Un recrutement encadré

Cependant, les décideurs de la KHL ont établi des règles spécifiques liées au lock-out. Ainsi, chaque équipe ne pourra pas mettre sous contrat plus de trois joueurs venant de la NHL dont un seul étranger et leur salaire ne pourra pas dépasser 65% du salaire qu’ils auraient touché en Amérique du Nord cette saison.

L’objectif est clairement d’empêcher que trop de joueurs étrangers ne prennent les places des joueurs russes et ne freinent ainsi leur progression à un an et demi des Jeux olympiques de Sotchi où la Russie visera la médaille d’or.

Pour les six équipes de KHL localisées à l’extérieur de la Russie, il n’y a pas de restrictions.

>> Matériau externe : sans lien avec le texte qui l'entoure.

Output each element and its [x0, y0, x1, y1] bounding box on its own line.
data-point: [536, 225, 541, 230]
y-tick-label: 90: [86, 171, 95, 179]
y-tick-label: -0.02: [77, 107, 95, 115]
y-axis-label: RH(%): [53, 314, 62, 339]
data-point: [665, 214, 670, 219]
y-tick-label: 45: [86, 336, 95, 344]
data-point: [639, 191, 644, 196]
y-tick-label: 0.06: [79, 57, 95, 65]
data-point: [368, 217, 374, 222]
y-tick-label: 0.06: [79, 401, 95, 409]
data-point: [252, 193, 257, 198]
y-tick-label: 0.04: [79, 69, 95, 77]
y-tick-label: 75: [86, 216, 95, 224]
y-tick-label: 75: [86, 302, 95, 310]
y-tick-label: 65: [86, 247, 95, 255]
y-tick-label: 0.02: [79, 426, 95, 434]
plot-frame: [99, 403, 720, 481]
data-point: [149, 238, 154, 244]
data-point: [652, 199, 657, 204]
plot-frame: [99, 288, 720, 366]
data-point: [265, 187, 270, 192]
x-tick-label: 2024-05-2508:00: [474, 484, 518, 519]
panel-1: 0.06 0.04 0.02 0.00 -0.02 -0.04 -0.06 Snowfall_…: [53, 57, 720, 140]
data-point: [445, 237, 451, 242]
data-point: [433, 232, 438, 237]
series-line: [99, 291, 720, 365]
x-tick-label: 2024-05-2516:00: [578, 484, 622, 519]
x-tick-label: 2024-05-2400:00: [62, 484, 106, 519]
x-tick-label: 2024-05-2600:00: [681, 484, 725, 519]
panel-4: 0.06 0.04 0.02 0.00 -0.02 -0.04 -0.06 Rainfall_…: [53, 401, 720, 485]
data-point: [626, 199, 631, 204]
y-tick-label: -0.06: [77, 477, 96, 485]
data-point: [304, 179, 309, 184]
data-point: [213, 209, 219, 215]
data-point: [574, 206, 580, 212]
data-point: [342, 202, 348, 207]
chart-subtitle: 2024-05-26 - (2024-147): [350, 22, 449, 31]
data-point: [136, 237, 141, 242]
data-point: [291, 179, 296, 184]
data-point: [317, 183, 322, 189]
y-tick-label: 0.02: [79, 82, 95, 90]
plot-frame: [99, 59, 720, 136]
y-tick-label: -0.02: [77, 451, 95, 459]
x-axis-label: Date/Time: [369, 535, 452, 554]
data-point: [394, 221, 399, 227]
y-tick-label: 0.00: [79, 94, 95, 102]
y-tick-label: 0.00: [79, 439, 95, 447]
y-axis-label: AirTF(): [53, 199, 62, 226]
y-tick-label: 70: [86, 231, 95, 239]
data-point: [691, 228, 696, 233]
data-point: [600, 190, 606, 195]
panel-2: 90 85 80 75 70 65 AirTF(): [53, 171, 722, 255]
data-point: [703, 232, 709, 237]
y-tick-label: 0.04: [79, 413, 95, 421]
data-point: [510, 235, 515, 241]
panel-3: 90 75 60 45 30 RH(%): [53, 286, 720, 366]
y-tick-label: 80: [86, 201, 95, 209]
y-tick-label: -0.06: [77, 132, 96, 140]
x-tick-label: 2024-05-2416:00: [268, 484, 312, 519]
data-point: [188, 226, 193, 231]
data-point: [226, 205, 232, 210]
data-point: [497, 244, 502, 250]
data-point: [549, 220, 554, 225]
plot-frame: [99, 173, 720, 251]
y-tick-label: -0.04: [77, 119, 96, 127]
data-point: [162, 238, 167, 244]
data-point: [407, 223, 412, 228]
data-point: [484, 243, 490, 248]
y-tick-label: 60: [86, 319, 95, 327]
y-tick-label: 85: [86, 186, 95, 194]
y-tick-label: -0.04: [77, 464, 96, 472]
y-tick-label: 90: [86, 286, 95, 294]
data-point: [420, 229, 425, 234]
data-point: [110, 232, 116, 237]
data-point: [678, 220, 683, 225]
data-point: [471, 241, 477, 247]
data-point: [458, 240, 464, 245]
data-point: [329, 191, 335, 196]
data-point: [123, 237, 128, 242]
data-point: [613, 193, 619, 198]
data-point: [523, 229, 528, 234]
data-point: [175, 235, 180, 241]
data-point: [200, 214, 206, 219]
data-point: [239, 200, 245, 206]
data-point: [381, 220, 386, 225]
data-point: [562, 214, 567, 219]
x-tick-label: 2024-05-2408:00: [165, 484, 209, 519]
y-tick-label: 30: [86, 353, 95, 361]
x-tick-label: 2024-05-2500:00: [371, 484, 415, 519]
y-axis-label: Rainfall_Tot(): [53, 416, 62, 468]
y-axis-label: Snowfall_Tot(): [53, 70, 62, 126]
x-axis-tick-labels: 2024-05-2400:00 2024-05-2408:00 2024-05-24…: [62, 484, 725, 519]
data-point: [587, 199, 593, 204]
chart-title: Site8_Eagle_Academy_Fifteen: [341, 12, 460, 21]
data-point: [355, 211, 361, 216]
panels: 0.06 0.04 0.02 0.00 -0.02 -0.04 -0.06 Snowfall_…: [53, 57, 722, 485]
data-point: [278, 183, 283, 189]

Une formidable vitrine pour la KHL

Mais l’arrivée des joueurs nord-américains est surtout une formidable opportunité pour le développement de la KHL qui entame sa cinquième saison. Elle devrait lui permettre de franchir un palier supplémentaire dans son objectif de concurrencer la NHL. « J’estime que l’arrivée des joueurs de la ligue nord-américaine représente un énorme potentiel de marketing additionnel pour notre compétition, a déclaré récemment le vice-président de la KHL, Ilya Kochevrin. Les stars de la NHL suscitent de l’intérêt de beaucoup de gens et pas seulement des personnes qui suivent le hockey régulièrement. Comme outil de marketing, c’est une belle vitrine pour nous. »

Alors que la KHL a repris depuis le 4 septembre, cette saison 2012-2013 devrait être encore plus passionnante que prévu avec l’arrivée de nombreuses stars mondiales venues de NHL. Durant la saison 2004-2005 où la NHL fut annulée, la KHL n’existait pas encore mais le championnat russe avait déjà attiré 78 joueurs de la compétition nord-américaine.